Le capitaliste - et son porte-plume l’économiste vulgaire [1] - considèrent qu’en employant un travailleur, il s’agit simplement de l’achat d’un "facteur" comme un autre. La force de travail est une marchandise comme les autres, du point de vue du capitaliste et il la paie à sa valeur, c’est-à-dire qu’elle lui coûte l’équivalent du temps de travail nécessaire à sa production, par exemple quatre heures d’équivalent temps de travail social moyen. Ces quatre heures représentent la valeur des produits nécessaires à l’entretien de la force de travail (alimentation, logement, entretien des enfants qui participent eux aussi de la reproduction de la force de travail ).
En recevant son salaire (équivalent en argent de ces quatre heures de temps de travail), le vendeur de force de travail a eu son dû, c’est-à-dire de quoi remplacer la force de travail qu’il vient de céder. De son côté, le capitaliste a acquis une marchandise dont il peut user comme il l’entend. Il pourrait garder le travailleur à ne rien faire, mais il peut - et c’est qu’il fait généralement - le faire travailler une journée durant, disons pour l’exemple huit heures. Pendant les quatre premières heures, le travailleur produit l’équivalent de son salaire : les produits de ces quatre heures ont une valeur d’échange égale à celle des matières premières, de l’usure des moyens de travail (une quote-part de leur valeur totale) auxquelles il faut ajouter les quatre heures de travail qui y sont maintenant incorporées. Il en va de même pour les quatre heures suivantes, à la différence notable que celles-ci ne coûtent plus un centime au capitaliste. C’est du travail gratis qui appartient au capitaliste en vertu même des particularités que présente la consommation de la force de travail. Comme le dit Marx :
L’ouvrier travaille sous le contrôle du capitaliste auquel son travail appartient. Le capitaliste veille soigneusement à ce que la besogne soit proprement faite et les moyens de production employés suivant le but cherché, à ce que la matière première ne soit pas gaspillée et que l’instrument de travail n’éprouve que le dommage inséparable de son emploi.
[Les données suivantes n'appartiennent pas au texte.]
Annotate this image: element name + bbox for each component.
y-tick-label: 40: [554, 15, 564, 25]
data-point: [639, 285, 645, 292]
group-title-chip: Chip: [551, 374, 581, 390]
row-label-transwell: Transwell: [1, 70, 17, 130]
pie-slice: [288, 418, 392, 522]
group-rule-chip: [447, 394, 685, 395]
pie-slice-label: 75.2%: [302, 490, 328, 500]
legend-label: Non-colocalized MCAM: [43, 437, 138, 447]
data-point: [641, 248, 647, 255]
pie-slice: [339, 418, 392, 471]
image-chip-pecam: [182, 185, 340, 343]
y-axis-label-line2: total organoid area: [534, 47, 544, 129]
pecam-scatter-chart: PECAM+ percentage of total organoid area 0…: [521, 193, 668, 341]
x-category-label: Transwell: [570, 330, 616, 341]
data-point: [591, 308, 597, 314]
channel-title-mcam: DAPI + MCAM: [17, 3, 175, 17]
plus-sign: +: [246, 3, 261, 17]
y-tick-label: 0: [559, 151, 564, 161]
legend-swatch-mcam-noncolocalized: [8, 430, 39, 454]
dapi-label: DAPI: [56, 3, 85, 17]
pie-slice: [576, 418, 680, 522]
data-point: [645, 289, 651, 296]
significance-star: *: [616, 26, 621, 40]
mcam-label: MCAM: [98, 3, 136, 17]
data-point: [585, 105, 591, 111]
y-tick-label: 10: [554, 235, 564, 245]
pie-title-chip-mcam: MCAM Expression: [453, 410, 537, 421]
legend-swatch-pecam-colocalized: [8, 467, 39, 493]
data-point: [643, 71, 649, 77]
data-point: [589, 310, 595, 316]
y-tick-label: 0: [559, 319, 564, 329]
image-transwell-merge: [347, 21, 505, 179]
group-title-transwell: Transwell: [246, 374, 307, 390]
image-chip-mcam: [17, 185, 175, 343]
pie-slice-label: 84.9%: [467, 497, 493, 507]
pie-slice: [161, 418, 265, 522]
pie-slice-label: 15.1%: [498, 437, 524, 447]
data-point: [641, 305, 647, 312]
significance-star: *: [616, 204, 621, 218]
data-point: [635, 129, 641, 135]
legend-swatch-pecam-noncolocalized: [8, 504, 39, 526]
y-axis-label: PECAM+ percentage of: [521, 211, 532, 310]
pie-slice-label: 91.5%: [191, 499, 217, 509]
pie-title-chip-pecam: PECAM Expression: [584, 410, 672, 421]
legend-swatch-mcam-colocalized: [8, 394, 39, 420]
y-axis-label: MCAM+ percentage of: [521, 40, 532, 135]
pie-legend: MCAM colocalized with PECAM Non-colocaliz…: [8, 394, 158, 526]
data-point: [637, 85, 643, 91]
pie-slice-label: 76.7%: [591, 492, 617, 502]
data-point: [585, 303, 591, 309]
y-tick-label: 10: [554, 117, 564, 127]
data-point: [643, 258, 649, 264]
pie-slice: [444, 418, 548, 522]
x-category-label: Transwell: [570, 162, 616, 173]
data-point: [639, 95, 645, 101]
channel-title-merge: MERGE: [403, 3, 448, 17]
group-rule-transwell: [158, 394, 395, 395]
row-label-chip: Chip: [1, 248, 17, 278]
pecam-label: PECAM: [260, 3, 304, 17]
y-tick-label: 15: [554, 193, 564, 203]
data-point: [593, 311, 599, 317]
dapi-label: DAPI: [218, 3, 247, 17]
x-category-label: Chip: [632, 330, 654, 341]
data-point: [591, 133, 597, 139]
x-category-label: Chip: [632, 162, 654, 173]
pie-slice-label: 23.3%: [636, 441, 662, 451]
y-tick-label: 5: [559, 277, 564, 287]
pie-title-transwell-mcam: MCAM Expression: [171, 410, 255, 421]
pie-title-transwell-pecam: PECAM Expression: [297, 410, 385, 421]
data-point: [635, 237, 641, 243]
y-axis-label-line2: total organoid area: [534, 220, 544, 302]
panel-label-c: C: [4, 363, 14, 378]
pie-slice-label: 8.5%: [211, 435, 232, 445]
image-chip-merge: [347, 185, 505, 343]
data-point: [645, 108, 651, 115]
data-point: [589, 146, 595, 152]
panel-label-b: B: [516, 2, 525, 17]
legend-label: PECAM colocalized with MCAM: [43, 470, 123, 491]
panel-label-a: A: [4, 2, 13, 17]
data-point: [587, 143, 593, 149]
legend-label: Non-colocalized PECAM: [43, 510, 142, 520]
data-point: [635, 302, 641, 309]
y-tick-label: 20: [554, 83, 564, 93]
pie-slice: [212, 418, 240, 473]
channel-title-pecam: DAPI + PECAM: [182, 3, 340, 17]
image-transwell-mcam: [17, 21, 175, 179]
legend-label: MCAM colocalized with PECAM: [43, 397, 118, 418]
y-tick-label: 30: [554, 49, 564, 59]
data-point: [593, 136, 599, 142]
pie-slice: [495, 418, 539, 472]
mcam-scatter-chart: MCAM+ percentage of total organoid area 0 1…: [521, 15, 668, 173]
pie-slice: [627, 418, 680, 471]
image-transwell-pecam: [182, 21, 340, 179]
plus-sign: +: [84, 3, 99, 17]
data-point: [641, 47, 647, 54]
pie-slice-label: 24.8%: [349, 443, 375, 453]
En second lieu, le produit est la propriété du capitaliste et non du producteur immédiat, du travailleur. Le capitaliste paie, par exemple, la valeur journalière de la force de travail, dont, par conséquent, l’usage lui appartient durant la journée, tout comme celui d’un cheval qu’il a loué à la journée. L’usage de la marchandise appartient à l’acheteur et en donnant son travail, le possesseur de la force de travail ne donne en réalité que la valeur d’usage qu’il a vendue. Dès son entrée dans l’atelier, l’utilité de sa force, le travail, appartenait au capitaliste.
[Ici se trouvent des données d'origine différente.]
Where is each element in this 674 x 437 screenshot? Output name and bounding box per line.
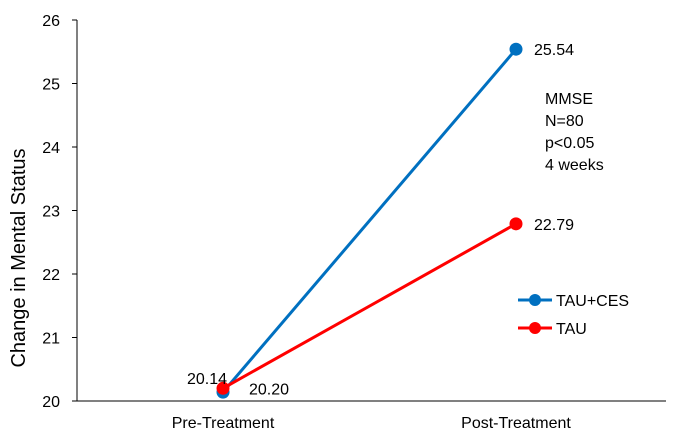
y-tick-label: 24 [42, 140, 60, 157]
y-tick-label: 22 [42, 267, 60, 284]
chart-legend: TAU+CES TAU [518, 293, 629, 338]
annotation-line: N=80 [545, 113, 584, 130]
legend-marker [529, 322, 541, 334]
x-tick-label: Post-Treatment [461, 415, 571, 432]
data-label: 20.20 [249, 381, 289, 398]
stats-annotation: MMSE N=80 p<0.05 4 weeks [545, 91, 604, 174]
legend-label: TAU+CES [556, 293, 629, 310]
y-tick-label: 21 [42, 331, 60, 348]
series-line-tau [222, 222, 517, 390]
y-axis-label: Change in Mental Status [8, 148, 30, 367]
annotation-line: 4 weeks [545, 157, 604, 174]
legend-marker [529, 294, 541, 306]
y-tick-label: 26 [42, 13, 60, 30]
data-label: 22.79 [534, 217, 574, 234]
x-tick-label: Pre-Treatment [172, 415, 275, 432]
data-point [216, 381, 230, 395]
data-label: 20.14 [187, 371, 227, 388]
y-tick-label: 20 [42, 394, 60, 411]
data-label: 25.54 [534, 42, 574, 59]
annotation-line: p<0.05 [545, 135, 594, 152]
y-tick-labels: 20 21 22 23 24 25 26 [42, 13, 77, 411]
annotation-line: MMSE [545, 91, 593, 108]
chart-axes [76, 20, 666, 402]
data-labels: 20.14 25.54 20.20 22.79 [187, 42, 574, 398]
series-line-tau-ces [221, 48, 518, 394]
data-point [509, 217, 523, 231]
chart-series [216, 42, 523, 399]
data-point [509, 42, 523, 56]
y-tick-label: 23 [42, 204, 60, 221]
legend-label: TAU [556, 321, 587, 338]
y-tick-label: 25 [42, 77, 60, 94]
x-tick-labels: Pre-Treatment Post-Treatment [172, 415, 572, 432]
Ce travail gratis représente la plus-value qui tombe dans la poche du capitaliste propriétaire des produits du travail. Au début de la journée, le capitaliste a avancé une somme correspond aux matières premières, au moyen de travail et au salaire et à la fin de la journée il se trouve en possession de produits dont la valeur est égale à la somme avancée augmentée de la part correspondant au travail gratis que procure la consommation de la force de travail.
Ce processus, Marx l’appelle exploitation. On voit immédiatement que le capitaliste a le droit d’user comme bon lui semble de la marchandise qu’il vient d’acquérir. Et comme tous les "facteurs", la force de travail doit être utilisée au maximum. Inversement, pour l’ouvrier, il y a un droit intangible à se protéger comme vendeur de force de travail.
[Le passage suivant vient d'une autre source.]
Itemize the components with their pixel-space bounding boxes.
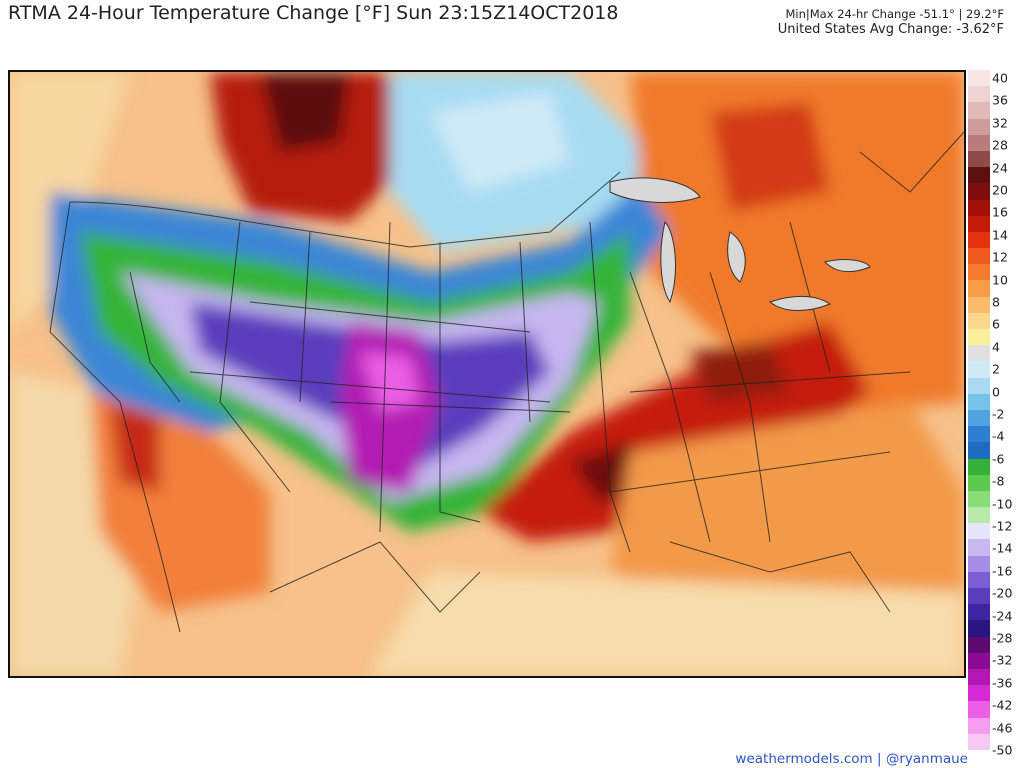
colorbar-label: -2 — [992, 406, 1005, 422]
avg-change-text: United States Avg Change: -3.62°F — [777, 22, 1004, 37]
colorbar-swatch — [968, 620, 990, 637]
colorbar-swatch — [968, 458, 990, 475]
colorbar-swatch — [968, 329, 990, 346]
colorbar-swatch — [968, 442, 990, 459]
colorbar-swatch — [968, 685, 990, 702]
colorbar-swatch — [968, 199, 990, 216]
colorbar-swatch — [968, 636, 990, 653]
colorbar-swatch — [968, 409, 990, 427]
colorbar-label: 12 — [992, 249, 1008, 265]
lake-superior — [609, 177, 701, 203]
southeast-warm-region — [610, 402, 964, 632]
credit-text: weathermodels.com | @ryanmaue — [735, 751, 968, 767]
colorbar-swatch — [968, 70, 990, 87]
colorbar-label: 20 — [992, 182, 1008, 198]
colorbar-swatch — [968, 652, 990, 669]
northeast-warm-region — [630, 72, 964, 412]
colorbar-labels: 40 36 32 28 24 20 16 14 12 10 8 6 4 2 0 -2 -4 -6 -8 -10 -12-… — [992, 70, 1024, 758]
stats-panel: Min|Max 24-hr Change -51.1° | 29.2°F Uni… — [778, 6, 1004, 38]
colorbar-swatch — [968, 539, 990, 556]
colorbar-swatch — [968, 231, 990, 249]
colorbar-label: -4 — [992, 428, 1005, 444]
colorbar-label: -32 — [992, 652, 1013, 668]
colorbar-label: -16 — [992, 563, 1013, 579]
colorbar-swatch — [968, 604, 990, 621]
colorbar-label: -42 — [992, 697, 1013, 713]
map-canvas — [10, 72, 964, 676]
colorbar-label: 28 — [992, 137, 1008, 153]
tennessee-hot-core — [690, 342, 790, 402]
colorbar-swatch — [968, 150, 990, 168]
colorbar-swatch — [968, 507, 990, 524]
colorbar-label: -14 — [992, 540, 1013, 556]
dakota-light-cool — [430, 92, 570, 192]
colorbar-swatch — [968, 264, 990, 281]
temperature-change-map — [8, 70, 966, 678]
colorbar-label: 14 — [992, 227, 1008, 243]
colorbar-swatch — [968, 361, 990, 378]
montana-hot-core — [260, 72, 350, 152]
minmax-text: Min|Max 24-hr Change -51.1° | 29.2°F — [785, 7, 1004, 21]
colorbar-swatch — [968, 571, 990, 588]
colorbar-label: -8 — [992, 473, 1005, 489]
colorbar-label: -36 — [992, 675, 1013, 691]
colorbar-label: 8 — [992, 294, 1000, 310]
colorbar-swatch — [968, 248, 990, 265]
colorbar-swatch — [968, 377, 990, 394]
map-title: RTMA 24-Hour Temperature Change [°F] Sun… — [8, 2, 619, 24]
colorbar-label: 6 — [992, 316, 1000, 332]
colorbar-label: 32 — [992, 115, 1008, 131]
colorado-pink-core — [360, 352, 420, 412]
lake-erie — [768, 295, 832, 311]
colorbar-swatch — [968, 345, 990, 362]
colorbar-label: -12 — [992, 518, 1013, 534]
great-lakes — [609, 177, 871, 311]
state-boundaries — [49, 131, 964, 633]
colorbar — [968, 70, 990, 750]
ontario-warm-core — [710, 102, 830, 212]
colorbar-swatch — [968, 668, 990, 686]
colorbar-swatch — [968, 474, 990, 491]
colorbar-label: -28 — [992, 630, 1013, 646]
colorbar-swatch — [968, 733, 990, 750]
colorbar-label: 2 — [992, 361, 1000, 377]
colorbar-swatch — [968, 118, 990, 135]
colorbar-label: 0 — [992, 384, 1000, 400]
colorbar-label: 10 — [992, 272, 1008, 288]
colorbar-swatch — [968, 312, 990, 329]
colorbar-swatch — [968, 523, 990, 540]
colorbar-label: -46 — [992, 720, 1013, 736]
nevada-warm-core — [110, 402, 160, 492]
colorbar-swatch — [968, 86, 990, 103]
lake-michigan — [660, 221, 676, 304]
colorbar-label: 40 — [992, 70, 1008, 86]
colorbar-label: -24 — [992, 608, 1013, 624]
colorbar-swatch — [968, 588, 990, 605]
colorbar-swatch — [968, 393, 990, 410]
colorbar-swatch — [968, 134, 990, 151]
colorbar-label: 24 — [992, 160, 1008, 176]
colorbar-swatch — [968, 167, 990, 184]
colorbar-label: -50 — [992, 742, 1013, 758]
colorbar-label: 4 — [992, 339, 1000, 355]
lake-ontario — [824, 259, 871, 273]
gulf-pale-region — [370, 572, 964, 676]
colorbar-label: -20 — [992, 585, 1013, 601]
colorbar-swatch — [968, 717, 990, 734]
colorbar-swatch — [968, 490, 990, 508]
colorbar-label: -10 — [992, 496, 1013, 512]
colorbar-swatch — [968, 183, 990, 200]
lake-huron — [727, 231, 746, 283]
colorbar-swatch — [968, 280, 990, 297]
colorbar-label: -6 — [992, 451, 1005, 467]
colorbar-swatch — [968, 296, 990, 313]
colorbar-swatch — [968, 426, 990, 443]
colorbar-swatch — [968, 102, 990, 119]
colorbar-swatch — [968, 701, 990, 718]
colorbar-swatch — [968, 555, 990, 572]
colorbar-label: 16 — [992, 204, 1008, 220]
colorbar-swatch — [968, 215, 990, 232]
colorbar-label: 36 — [992, 92, 1008, 108]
Discutant des luttes pour la journée de 10 heures et des arguments des uns et des autres, Marx écrit :
Il y a donc ici une antinomie, droit contre droit, tous deux portant le sceau de la loi qui règle les échanges de marchandises. Entre deux droits, qui décide ? La force. Voilà pourquoi la réglementation de la journée de travail se présente dans l’histoire de la production capitaliste comme une lutte séculaire pour les limites de la journée de travail, lutte entre le capitaliste, c’est-à-dire la classe capitaliste et l’ouvrier, c’est-à-dire la classe ouvrière.
C’est pourquoi la lutte de classes se concentrent sur la question de limitation légale de la journée de travail. Le mot d’ordre de la journée de 8 heures que l’Internationale Ouvrière va populariser à partir de 1889 était déjà celui des ouvriers en luttes qui se rassemblent à Haymarket Square à Chicago, le 1er mai 1886, une manifestation qui termine tragiquement : une bombe est lancée, sans doute par un provocateur, qui donne prétexte à répression sauvage et à l’arrestation de huit militants qui seront condamnés à mort. Journée de 8 heures et semaine de 40 heures, c’est encore la question clé du grand mouvement de grève générale avec occupation de juin 36.

Idéologie dominante

L’idéologie dominante, ressassée depuis plusieurs décennies, tient en une expression : "Fin du travail" [2]. Il y aurait une tendance séculaire à la baisse du temps de travail. Avec les nouvelles technologies, le capital ne serait plus ce Moloch assoiffé du travail vivant que dépeint Marx. Et le travail lui-même se transformerait profondément : du travail ouvrier à la chaîne on passerait à un travail plus "immatériel" [3] doté d’une plus grande autonomie.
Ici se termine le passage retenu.